Research output: Contribution to journalArticlepeer-review


We are developing biosensor arrays that are based on microfabricated silicon flexural plate wave (FPW) resonators coated with molecular recognition chemistry. The resonators within the micro-chemical analysis array (μCANARY) are micro-electromechanical (MEM) sensors that have been miniaturized to allow many independently addressable sensors to be integrated within a single silicon chip. The target analyte of an individual sensor within the chip is selectively detected by depositing molecular recognition component (or "coating") onto the sensor surface, and monitoring changes in the frequency and phase of the resonance as the coating interacts with the analyte.
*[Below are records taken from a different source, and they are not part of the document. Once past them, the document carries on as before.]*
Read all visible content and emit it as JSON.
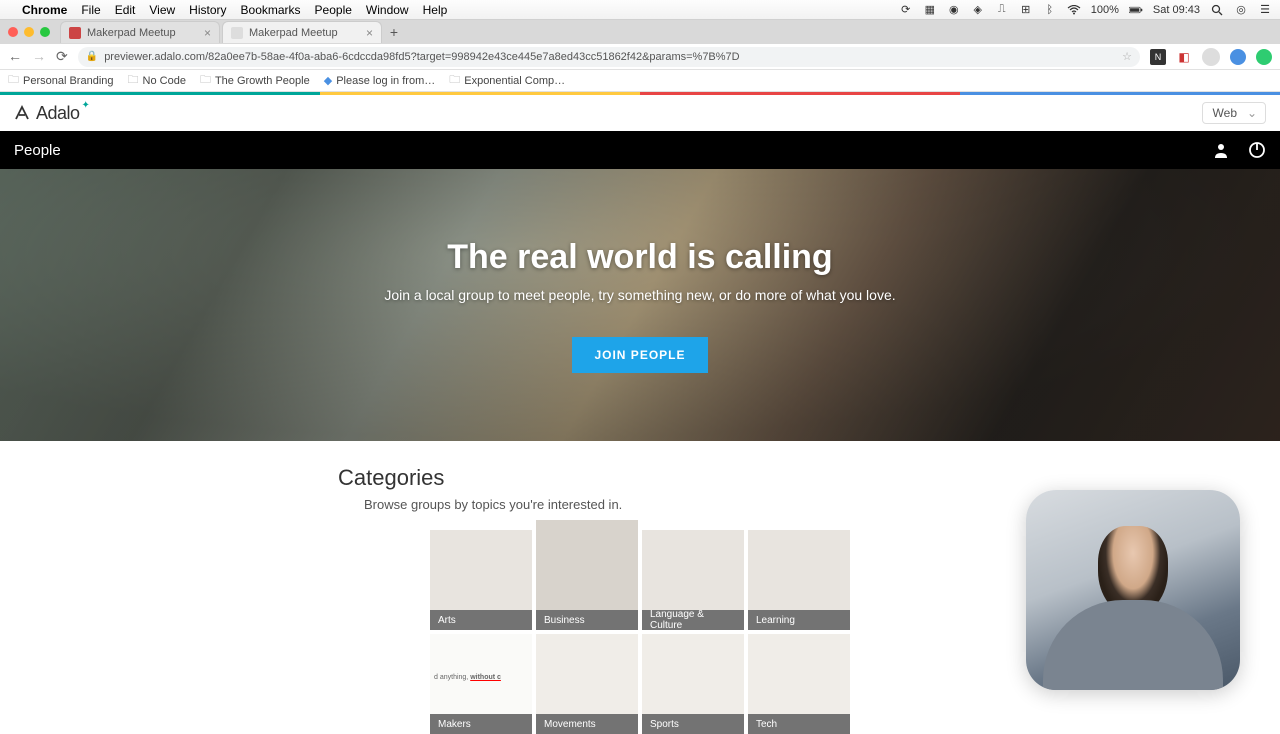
{
  "macmenu": {
    "app": "Chrome",
    "items": [
      "File",
      "Edit",
      "View",
      "History",
      "Bookmarks",
      "People",
      "Window",
      "Help"
    ],
    "battery": "100%",
    "clock": "Sat 09:43"
  },
  "tabs": [
    {
      "title": "Makerpad Meetup",
      "active": false
    },
    {
      "title": "Makerpad Meetup",
      "active": true
    }
  ],
  "url": "previewer.adalo.com/82a0ee7b-58ae-4f0a-aba6-6cdccda98fd5?target=998942e43ce445e7a8ed43cc51862f42&params=%7B%7D",
  "bookmarks": [
    "Personal Branding",
    "No Code",
    "The Growth People",
    "Please log in from…",
    "Exponential Comp…"
  ],
  "adalo": {
    "brand": "Adalo",
    "device": "Web"
  },
  "app": {
    "title": "People"
  },
  "hero": {
    "heading": "The real world is calling",
    "sub": "Join a local group to meet people, try something new, or do more of what you love.",
    "cta": "JOIN PEOPLE"
  },
  "categories": {
    "heading": "Categories",
    "sub": "Browse groups by topics you're interested in.",
    "row1": [
      "Arts",
      "Business",
      "Language & Culture",
      "Learning"
    ],
    "row2": [
      "Makers",
      "Movements",
      "Sports",
      "Tech"
    ]
  }
}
The ultimate goal of this project is integration of hundreds of miniature resonators within a single chip for detection of biological species. As proof of concept demonstration, we describe here the detection of proteins and intact microorganisms using 2-element and 8-element μCANARY sensor chips and address electronics. Preliminary results of sensitivity, selectivity, and surface regeneration methods of the sensor are presented. Detection of proteins and microorganisms with the μCANARY sensor were confirmed by optical measurements.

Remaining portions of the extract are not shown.